17th Aug, 2007

Hurricanes and Your Water Supply: Making Sure You’re Safe…

Naturally, in the event of a hurricane or a tropical storm, everyone’s first priority is to avoid the storm and get through it safely. We’ve been following the news stories about the storm in Texas, Erin, and in the Caribbean, Hurricane Dean. These severe weather events are scary and upsetting and dangerous, but people who live in hurricane belts know how to prepare for bad weather. In many communities, evacuations are standard operating procedure, and people know how to arrange for their personal safety.
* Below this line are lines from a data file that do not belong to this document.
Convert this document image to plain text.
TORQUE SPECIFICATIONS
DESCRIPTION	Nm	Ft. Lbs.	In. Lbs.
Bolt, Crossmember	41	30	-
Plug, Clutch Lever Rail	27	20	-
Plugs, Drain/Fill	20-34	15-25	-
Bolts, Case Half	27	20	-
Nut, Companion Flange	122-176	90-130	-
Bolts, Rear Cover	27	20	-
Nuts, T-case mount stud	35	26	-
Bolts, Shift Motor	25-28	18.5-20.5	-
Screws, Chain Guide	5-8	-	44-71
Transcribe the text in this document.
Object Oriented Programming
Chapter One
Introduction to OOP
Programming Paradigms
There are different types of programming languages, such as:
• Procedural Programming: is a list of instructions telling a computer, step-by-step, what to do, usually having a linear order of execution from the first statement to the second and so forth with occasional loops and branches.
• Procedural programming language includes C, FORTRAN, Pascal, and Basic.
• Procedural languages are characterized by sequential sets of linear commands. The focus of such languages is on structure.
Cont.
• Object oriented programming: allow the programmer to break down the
But in the aftermath of a major storm, as some have learned first-hand, one of the biggest problems in returning home after an evacuation is the inability to come home to a safe water supply.
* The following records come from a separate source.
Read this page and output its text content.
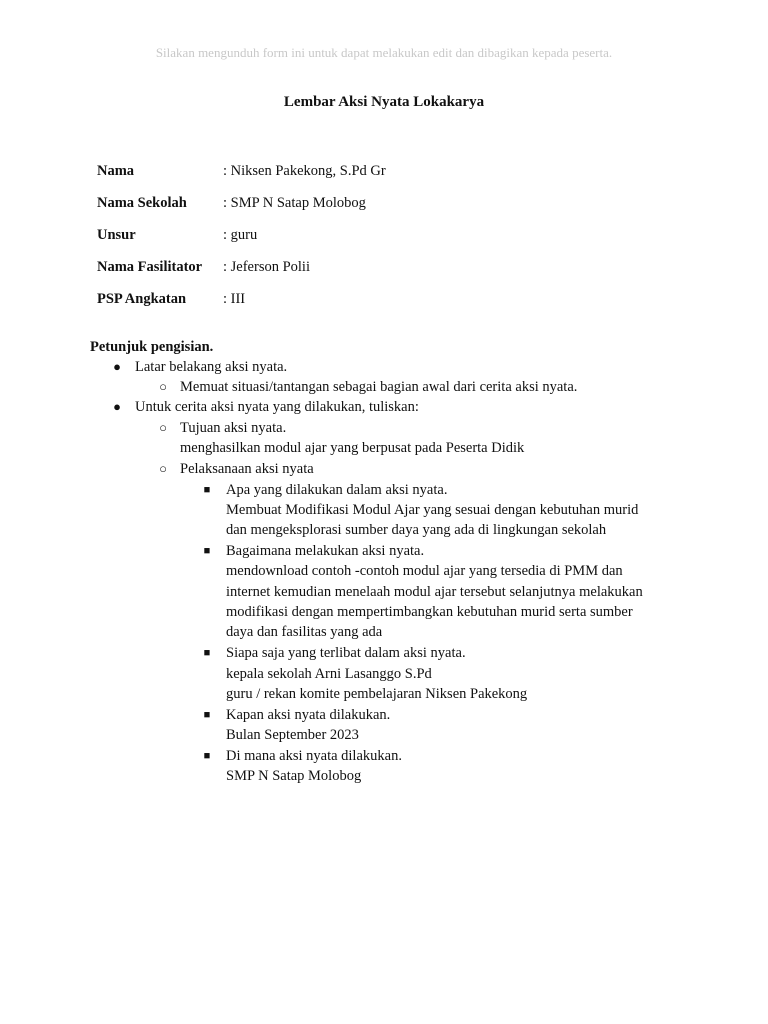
Silakan mengunduh form ini untuk dapat melakukan edit dan dibagikan kepada peserta.
Lembar Aksi Nyata Lokakarya
Nama	: Niksen Pakekong, S.Pd Gr
Nama Sekolah	: SMP N Satap Molobog
Unsur	: guru
Nama Fasilitator	: Jeferson Polii
PSP Angkatan	: III
Petunjuk pengisian.
● Latar belakang aksi nyata.
○ Memuat situasi/tantangan sebagai bagian awal dari cerita aksi nyata.
● Untuk cerita aksi nyata yang dilakukan, tuliskan:
○ Tujuan aksi nyata.
menghasilkan modul ajar yang berpusat pada Peserta Didik
○ Pelaksanaan aksi nyata
■ Apa yang dilakukan dalam aksi nyata.
Membuat Modifikasi Modul Ajar yang sesuai dengan kebutuhan murid
dan mengeksplorasi sumber daya yang ada di lingkungan sekolah
■ Bagaimana melakukan aksi nyata.
mendownload contoh -contoh modul ajar yang tersedia di PMM dan
internet kemudian menelaah modul ajar tersebut selanjutnya melakukan
modifikasi dengan mempertimbangkan kebutuhan murid serta sumber
daya dan fasilitas yang ada
■ Siapa saja yang terlibat dalam aksi nyata.
kepala sekolah Arni Lasanggo S.Pd
guru / rekan komite pembelajaran Niksen Pakekong
■ Kapan aksi nyata dilakukan.
Bulan September 2023
■ Di mana aksi nyata dilakukan.
SMP N Satap Molobog
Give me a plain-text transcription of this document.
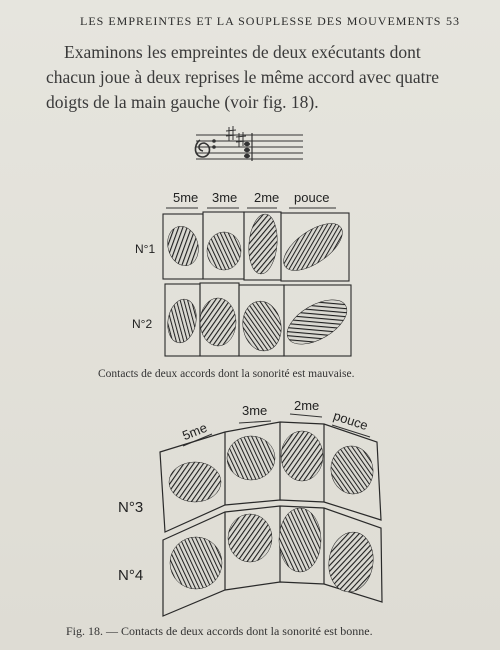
LES EMPREINTES ET LA SOUPLESSE DES MOUVEMENTS 53
Examinons les empreintes de deux exécutants dont
chacun joue à deux reprises le même accord avec quatre
doigts de la main gauche (voir fig. 18).
5me 3me 2me pouce
N°1
N°2
Contacts de deux accords dont la sonorité est mauvaise.
5me
3me 2me
pouce
N°3
N°4
Fig. 18. — Contacts de deux accords dont la sonorité est bonne.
Flooding can result in the local water supply being contaminated. Historically speaking, it’s well known that a contaminated water supply is a public threat. In America, where we’ve become accustomed to regarding our water as being generally safe, it’s easy for us to forget that we really need to be careful.

Scientists know that hurricanes and tropical storms that cause flooding have a real impact on the health and well-being of the people who live in the affected area. Water test results from hurricane-struck regions indicate that post-storm water quality often drops dramatically. TSS (Total Suspended Solids) rates climb, often to alarming rates. Undesirable elements can be found, suddenly, in the water supply – phosphorus, nitrates, and fecal coliform, to name a few. (Fecal coliform is a bacterial family, and most of us are familiar with its most notorious member, e. Coli.) Turbidity levels climb after a hurricane and its associated flooding. Sewers overflow. To be blunt about it, your water is a mess after a storm event.
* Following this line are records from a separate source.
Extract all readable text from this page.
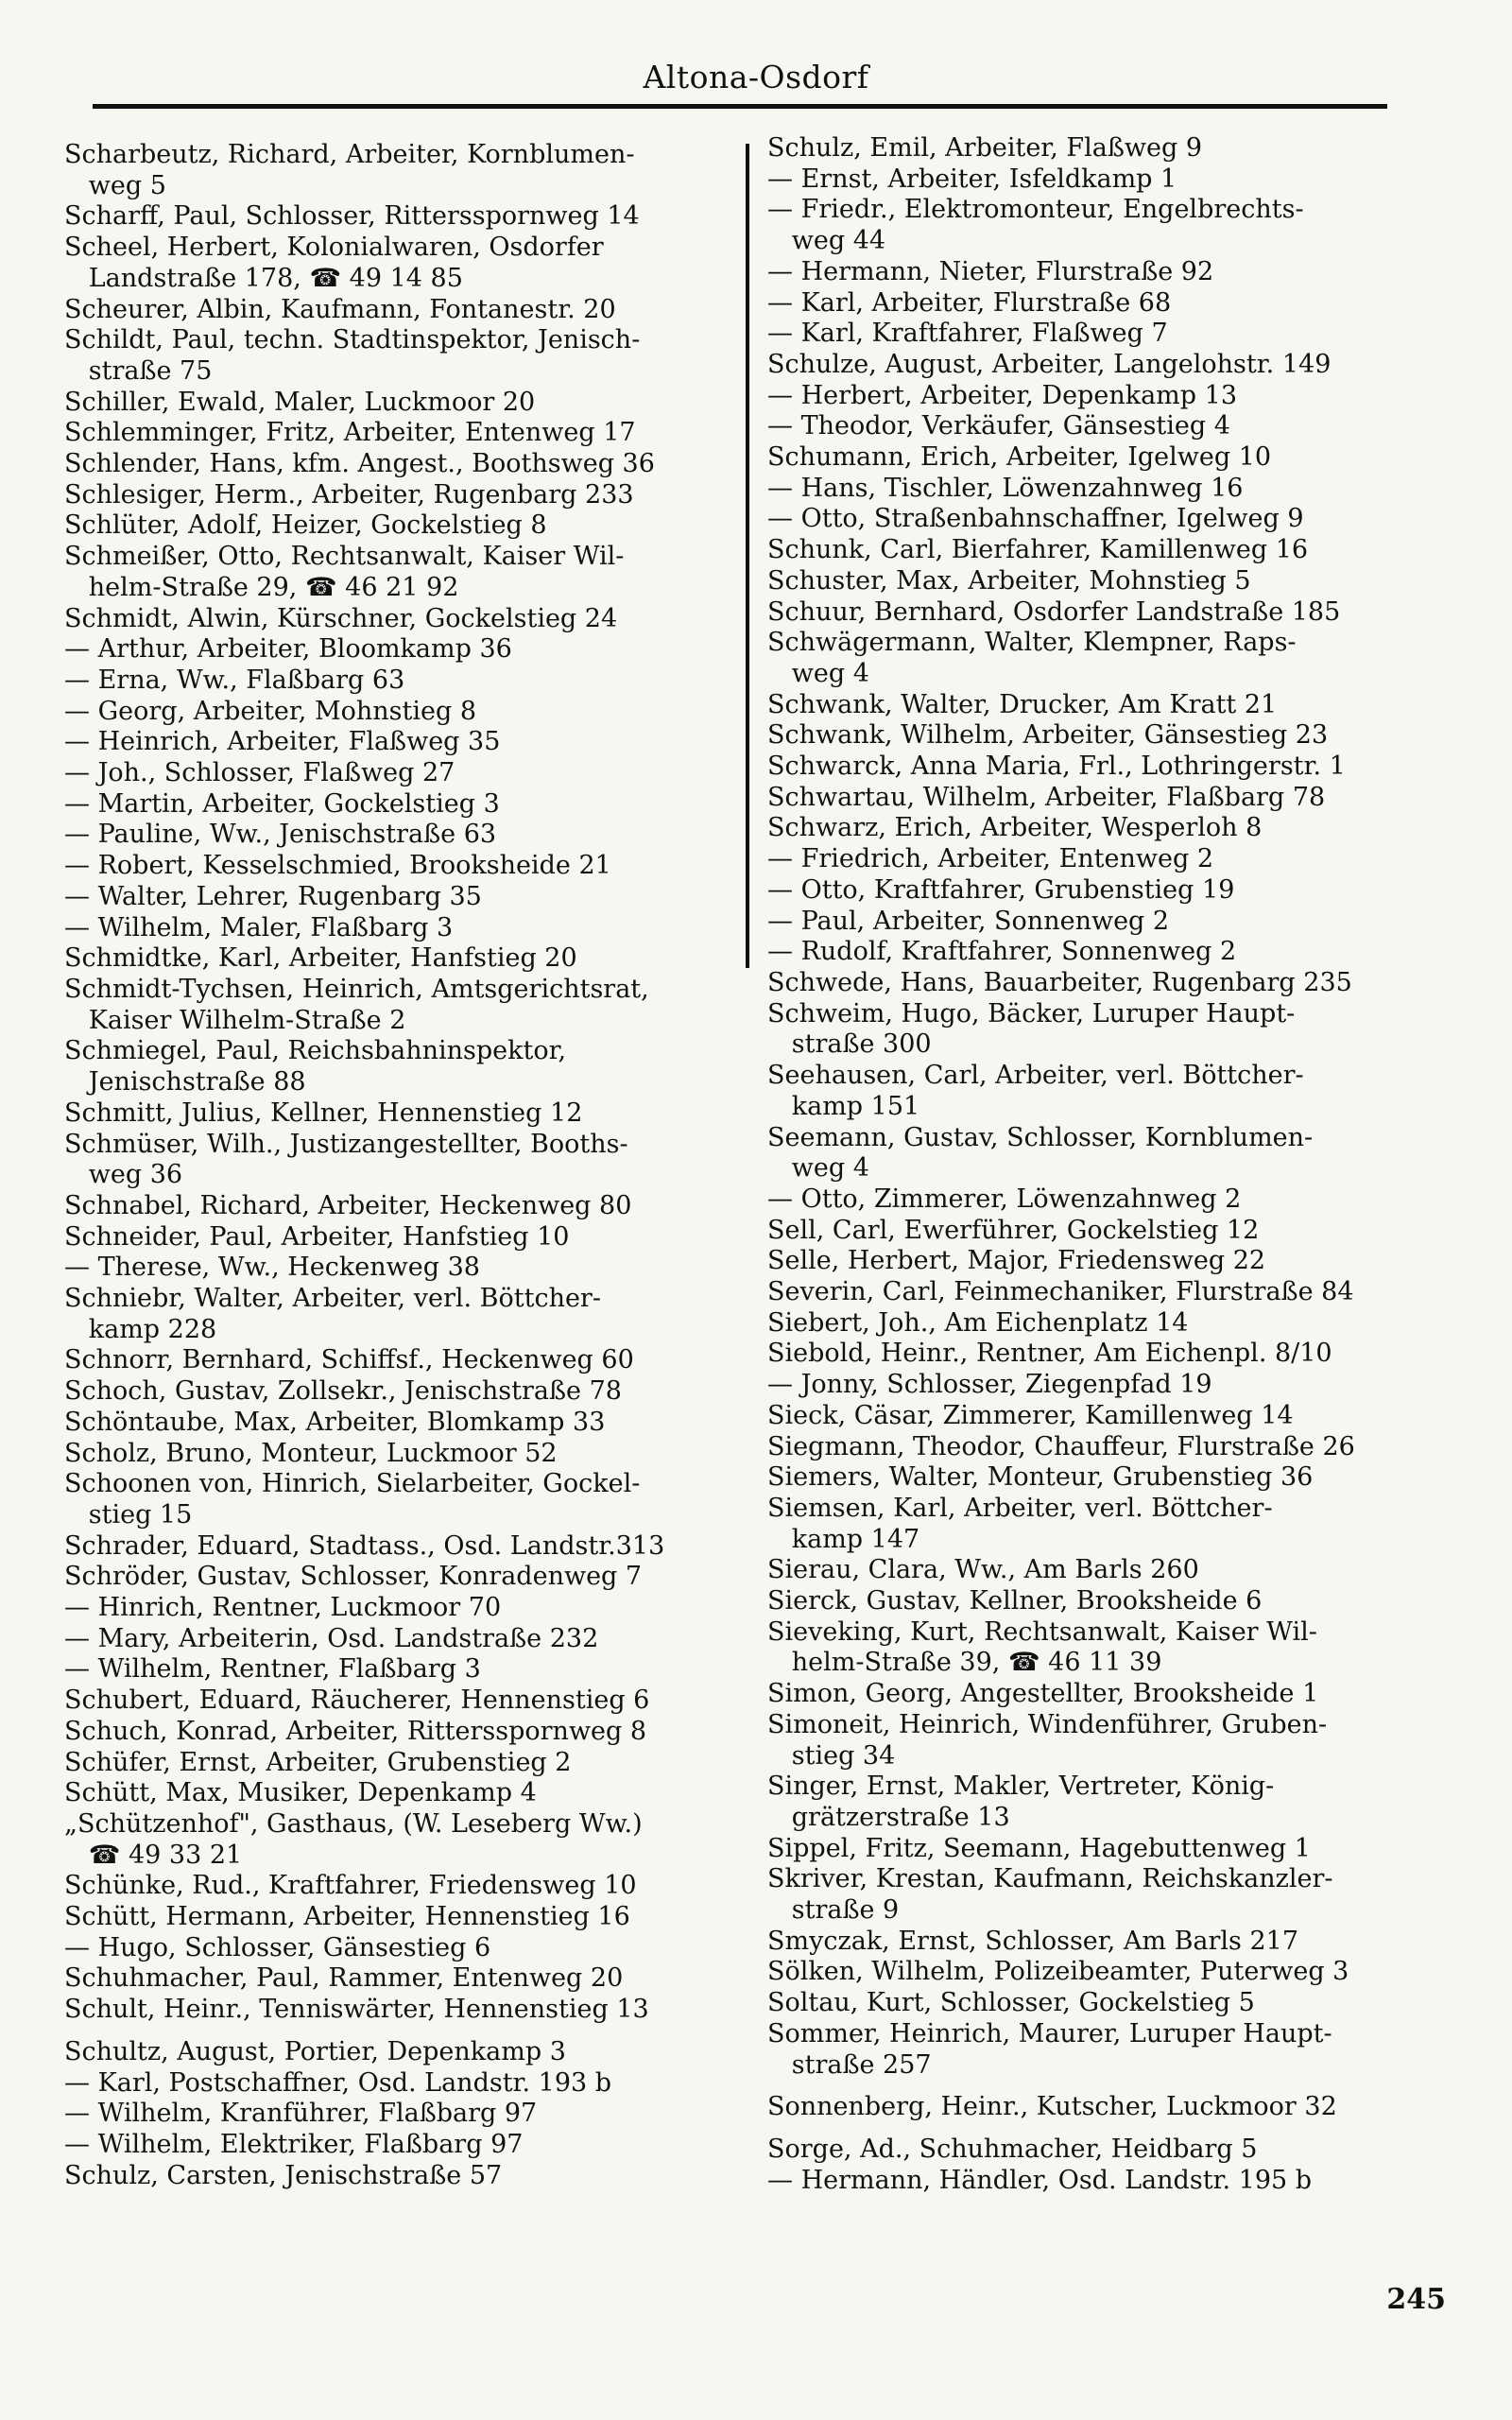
Altona-Osdorf
Scharbeutz, Richard, Arbeiter, Kornblumen-
weg 5
Scharff, Paul, Schlosser, Rittersspornweg 14
Scheel, Herbert, Kolonialwaren, Osdorfer
Landstraße 178, ☎ 49 14 85
Scheurer, Albin, Kaufmann, Fontanestr. 20
Schildt, Paul, techn. Stadtinspektor, Jenisch-
straße 75
Schiller, Ewald, Maler, Luckmoor 20
Schlemminger, Fritz, Arbeiter, Entenweg 17
Schlender, Hans, kfm. Angest., Boothsweg 36
Schlesiger, Herm., Arbeiter, Rugenbarg 233
Schlüter, Adolf, Heizer, Gockelstieg 8
Schmeißer, Otto, Rechtsanwalt, Kaiser Wil-
helm-Straße 29, ☎ 46 21 92
Schmidt, Alwin, Kürschner, Gockelstieg 24
— Arthur, Arbeiter, Bloomkamp 36
— Erna, Ww., Flaßbarg 63
— Georg, Arbeiter, Mohnstieg 8
— Heinrich, Arbeiter, Flaßweg 35
— Joh., Schlosser, Flaßweg 27
— Martin, Arbeiter, Gockelstieg 3
— Pauline, Ww., Jenischstraße 63
— Robert, Kesselschmied, Brooksheide 21
— Walter, Lehrer, Rugenbarg 35
— Wilhelm, Maler, Flaßbarg 3
Schmidtke, Karl, Arbeiter, Hanfstieg 20
Schmidt-Tychsen, Heinrich, Amtsgerichtsrat,
Kaiser Wilhelm-Straße 2
Schmiegel, Paul, Reichsbahninspektor,
Jenischstraße 88
Schmitt, Julius, Kellner, Hennenstieg 12
Schmüser, Wilh., Justizangestellter, Booths-
weg 36
Schnabel, Richard, Arbeiter, Heckenweg 80
Schneider, Paul, Arbeiter, Hanfstieg 10
— Therese, Ww., Heckenweg 38
Schniebr, Walter, Arbeiter, verl. Böttcher-
kamp 228
Schnorr, Bernhard, Schiffsf., Heckenweg 60
Schoch, Gustav, Zollsekr., Jenischstraße 78
Schöntaube, Max, Arbeiter, Blomkamp 33
Scholz, Bruno, Monteur, Luckmoor 52
Schoonen von, Hinrich, Sielarbeiter, Gockel-
stieg 15
Schrader, Eduard, Stadtass., Osd. Landstr.313
Schröder, Gustav, Schlosser, Konradenweg 7
— Hinrich, Rentner, Luckmoor 70
— Mary, Arbeiterin, Osd. Landstraße 232
— Wilhelm, Rentner, Flaßbarg 3
Schubert, Eduard, Räucherer, Hennenstieg 6
Schuch, Konrad, Arbeiter, Rittersspornweg 8
Schüfer, Ernst, Arbeiter, Grubenstieg 2
Schütt, Max, Musiker, Depenkamp 4
„Schützenhof", Gasthaus, (W. Leseberg Ww.)
☎ 49 33 21
Schünke, Rud., Kraftfahrer, Friedensweg 10
Schütt, Hermann, Arbeiter, Hennenstieg 16
— Hugo, Schlosser, Gänsestieg 6
Schuhmacher, Paul, Rammer, Entenweg 20
Schult, Heinr., Tenniswärter, Hennenstieg 13
Schultz, August, Portier, Depenkamp 3
— Karl, Postschaffner, Osd. Landstr. 193 b
— Wilhelm, Kranführer, Flaßbarg 97
— Wilhelm, Elektriker, Flaßbarg 97
Schulz, Carsten, Jenischstraße 57
Schulz, Emil, Arbeiter, Flaßweg 9
— Ernst, Arbeiter, Isfeldkamp 1
— Friedr., Elektromonteur, Engelbrechts-
weg 44
— Hermann, Nieter, Flurstraße 92
— Karl, Arbeiter, Flurstraße 68
— Karl, Kraftfahrer, Flaßweg 7
Schulze, August, Arbeiter, Langelohstr. 149
— Herbert, Arbeiter, Depenkamp 13
— Theodor, Verkäufer, Gänsestieg 4
Schumann, Erich, Arbeiter, Igelweg 10
— Hans, Tischler, Löwenzahnweg 16
— Otto, Straßenbahnschaffner, Igelweg 9
Schunk, Carl, Bierfahrer, Kamillenweg 16
Schuster, Max, Arbeiter, Mohnstieg 5
Schuur, Bernhard, Osdorfer Landstraße 185
Schwägermann, Walter, Klempner, Raps-
weg 4
Schwank, Walter, Drucker, Am Kratt 21
Schwank, Wilhelm, Arbeiter, Gänsestieg 23
Schwarck, Anna Maria, Frl., Lothringerstr. 1
Schwartau, Wilhelm, Arbeiter, Flaßbarg 78
Schwarz, Erich, Arbeiter, Wesperloh 8
— Friedrich, Arbeiter, Entenweg 2
— Otto, Kraftfahrer, Grubenstieg 19
— Paul, Arbeiter, Sonnenweg 2
— Rudolf, Kraftfahrer, Sonnenweg 2
Schwede, Hans, Bauarbeiter, Rugenbarg 235
Schweim, Hugo, Bäcker, Luruper Haupt-
straße 300
Seehausen, Carl, Arbeiter, verl. Böttcher-
kamp 151
Seemann, Gustav, Schlosser, Kornblumen-
weg 4
— Otto, Zimmerer, Löwenzahnweg 2
Sell, Carl, Ewerführer, Gockelstieg 12
Selle, Herbert, Major, Friedensweg 22
Severin, Carl, Feinmechaniker, Flurstraße 84
Siebert, Joh., Am Eichenplatz 14
Siebold, Heinr., Rentner, Am Eichenpl. 8/10
— Jonny, Schlosser, Ziegenpfad 19
Sieck, Cäsar, Zimmerer, Kamillenweg 14
Siegmann, Theodor, Chauffeur, Flurstraße 26
Siemers, Walter, Monteur, Grubenstieg 36
Siemsen, Karl, Arbeiter, verl. Böttcher-
kamp 147
Sierau, Clara, Ww., Am Barls 260
Sierck, Gustav, Kellner, Brooksheide 6
Sieveking, Kurt, Rechtsanwalt, Kaiser Wil-
helm-Straße 39, ☎ 46 11 39
Simon, Georg, Angestellter, Brooksheide 1
Simoneit, Heinrich, Windenführer, Gruben-
stieg 34
Singer, Ernst, Makler, Vertreter, König-
grätzerstraße 13
Sippel, Fritz, Seemann, Hagebuttenweg 1
Skriver, Krestan, Kaufmann, Reichskanzler-
straße 9
Smyczak, Ernst, Schlosser, Am Barls 217
Sölken, Wilhelm, Polizeibeamter, Puterweg 3
Soltau, Kurt, Schlosser, Gockelstieg 5
Sommer, Heinrich, Maurer, Luruper Haupt-
straße 257
Sonnenberg, Heinr., Kutscher, Luckmoor 32
Sorge, Ad., Schuhmacher, Heidbarg 5
— Hermann, Händler, Osd. Landstr. 195 b
245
Truly awful problems can arise, in the worst case scenarios, after flooding or weather disasters. Even recently there are accounts of cholera outbreaks that are attributed to the fouling of water after storms.  Obviously this is not common in the United States but it is not impossible. Other bacterial infections are more likely, none of them desirable. The CDC offers guidelines to the public on what to do in the event of the water supply suffering a hygienic impairment, and the advice is sound. Filtering water is the first step we can take to assure ourselves that water is safe to drink. (The CDC website, www.cdc.gov, is a useful source of information on many health-related issues, and we urge readers to bookmark it.)

We’ve all been trained to stockpile bottled water in the event of a hurricane, but after the hurricane has passed, it’s much more sensible to make sure that your household’s water is run through a filtering system. Questions of storage and affordability are likely to make bottled water a poor choice for those living in areas where hurricanes are a common occurrence. A water filtering system is infinitely preferable.

At the very least your drinking and cooking water should be filtered, but ideally, all the water in your house should be filtered. When acts of God have struck your home, the cleanup process is long and difficult. But it is smart to plan for your good health and happy future, even in the face of a disaster, by having clean water.